The initial evaluation and management of injured patients from minority ethnic groups nationwide appears to be similar to that of non-Hispanic white patients, according to a report in the November issue of Archives of Surgery.
"Ethnic disparities in our health care system have been well documented in treatment of several diseases, such as coronary artery disease, congestive heart failure, renal failure, acute appendicitis and organ transplant," according to background information in the article. "These disparities range from limited access to health care to lower use of evidence-based therapies and a lower rate of invasive procedures."
Shahid Shafi, M.D., M.P.H., and Larry M. Gentilello, M.D., of the University of Texas Southwestern Medical School, Dallas, analyzed data obtained from 8,563 trauma patients in a 2003 national survey to determine if there were differences in the initial assessment and management of injuries based on patient ethnicity. Patients were divided into three groups: non-Hispanic white (n=6,106), African American (n=1,406) and Hispanic (n=1,051). Researchers noted patients' age, sex, insurance status, injury and measures of injury severity.
Minority patients were more likely to be younger, less likely to be insured and more likely to have been treated at a public hospital but were similar in sex, method of injury and injury severity when compared with non-Hispanic white patients.

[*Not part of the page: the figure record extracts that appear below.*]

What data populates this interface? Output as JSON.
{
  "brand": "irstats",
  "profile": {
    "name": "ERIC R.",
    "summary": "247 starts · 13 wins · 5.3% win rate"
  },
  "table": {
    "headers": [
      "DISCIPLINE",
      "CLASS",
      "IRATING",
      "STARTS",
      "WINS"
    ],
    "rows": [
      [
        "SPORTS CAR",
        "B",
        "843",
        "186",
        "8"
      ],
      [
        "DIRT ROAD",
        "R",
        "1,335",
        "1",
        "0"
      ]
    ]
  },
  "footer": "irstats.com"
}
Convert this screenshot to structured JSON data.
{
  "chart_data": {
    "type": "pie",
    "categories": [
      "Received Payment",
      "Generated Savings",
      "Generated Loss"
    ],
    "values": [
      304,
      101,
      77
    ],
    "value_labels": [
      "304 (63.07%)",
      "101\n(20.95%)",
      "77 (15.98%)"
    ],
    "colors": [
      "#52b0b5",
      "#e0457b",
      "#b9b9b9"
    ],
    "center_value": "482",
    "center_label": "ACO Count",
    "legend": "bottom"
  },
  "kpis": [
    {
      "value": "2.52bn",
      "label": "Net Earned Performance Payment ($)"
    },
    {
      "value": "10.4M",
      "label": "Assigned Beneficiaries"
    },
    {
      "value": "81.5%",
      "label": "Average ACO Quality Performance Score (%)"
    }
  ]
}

There were no significant differences between non-Hispanic white patients and African American and Hispanic patients in intensity of emergency department assessment, monitoring, treatment or release from the emergency department. There were also no considerable differences by region, hospital ownership or patient insurance status.

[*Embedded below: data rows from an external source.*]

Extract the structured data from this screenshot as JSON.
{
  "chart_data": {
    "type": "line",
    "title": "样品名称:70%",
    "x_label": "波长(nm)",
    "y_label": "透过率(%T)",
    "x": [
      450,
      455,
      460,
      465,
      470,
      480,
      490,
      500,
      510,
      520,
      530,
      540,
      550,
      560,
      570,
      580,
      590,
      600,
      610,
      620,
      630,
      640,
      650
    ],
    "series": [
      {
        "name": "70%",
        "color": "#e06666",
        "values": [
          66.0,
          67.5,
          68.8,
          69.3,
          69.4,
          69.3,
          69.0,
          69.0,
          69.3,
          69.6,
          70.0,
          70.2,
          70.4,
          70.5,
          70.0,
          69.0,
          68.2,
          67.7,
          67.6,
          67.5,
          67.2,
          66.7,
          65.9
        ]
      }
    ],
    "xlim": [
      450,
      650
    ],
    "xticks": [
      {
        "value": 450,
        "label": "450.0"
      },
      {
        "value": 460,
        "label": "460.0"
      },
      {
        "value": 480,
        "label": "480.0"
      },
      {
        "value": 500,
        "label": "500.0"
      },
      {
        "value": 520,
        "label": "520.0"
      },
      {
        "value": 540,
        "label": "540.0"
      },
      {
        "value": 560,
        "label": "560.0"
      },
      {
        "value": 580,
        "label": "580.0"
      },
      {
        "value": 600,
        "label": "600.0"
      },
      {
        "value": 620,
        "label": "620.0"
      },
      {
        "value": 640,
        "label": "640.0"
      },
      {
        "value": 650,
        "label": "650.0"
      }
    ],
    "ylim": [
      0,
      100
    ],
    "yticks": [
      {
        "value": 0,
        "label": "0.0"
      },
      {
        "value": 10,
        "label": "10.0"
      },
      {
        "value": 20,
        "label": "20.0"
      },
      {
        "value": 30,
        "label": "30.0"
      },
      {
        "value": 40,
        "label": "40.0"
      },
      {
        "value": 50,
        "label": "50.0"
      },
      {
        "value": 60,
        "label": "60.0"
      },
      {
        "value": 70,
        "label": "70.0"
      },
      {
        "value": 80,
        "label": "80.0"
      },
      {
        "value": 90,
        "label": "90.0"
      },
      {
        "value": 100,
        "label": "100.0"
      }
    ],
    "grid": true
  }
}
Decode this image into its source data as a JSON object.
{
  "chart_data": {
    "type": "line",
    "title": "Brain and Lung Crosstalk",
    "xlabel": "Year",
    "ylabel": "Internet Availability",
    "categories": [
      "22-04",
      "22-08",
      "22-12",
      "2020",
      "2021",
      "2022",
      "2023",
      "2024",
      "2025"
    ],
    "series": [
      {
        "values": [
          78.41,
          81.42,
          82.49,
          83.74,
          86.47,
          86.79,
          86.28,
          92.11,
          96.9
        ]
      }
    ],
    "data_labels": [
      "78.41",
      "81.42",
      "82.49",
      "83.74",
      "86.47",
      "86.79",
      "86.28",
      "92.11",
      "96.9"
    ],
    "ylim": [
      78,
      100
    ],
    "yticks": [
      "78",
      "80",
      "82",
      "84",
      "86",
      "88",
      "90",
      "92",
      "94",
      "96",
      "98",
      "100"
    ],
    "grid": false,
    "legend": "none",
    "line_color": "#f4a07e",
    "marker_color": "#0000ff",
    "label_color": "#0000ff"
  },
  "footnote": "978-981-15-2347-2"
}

"The obvious implication of the lack of ethnic disparities in emergency department management is that other causes of ethnic disparities in functional outcomes of trauma patients should be sought. These may include quality of inpatient care, use of high-cost medications and procedures, access to acute and long-term rehabilitation services and follow-up after discharge from acute care hospitalization," the authors conclude. "It is also entirely possible that the disparities in outcomes have little to do with quality of medical care received."
"Other factors, such as the socioeconomic status, educational level, employment and insurance status, rural vs. urban location, language barriers and cultural and religious beliefs and practices, need to be studied further to understand differences between various ethnic groups."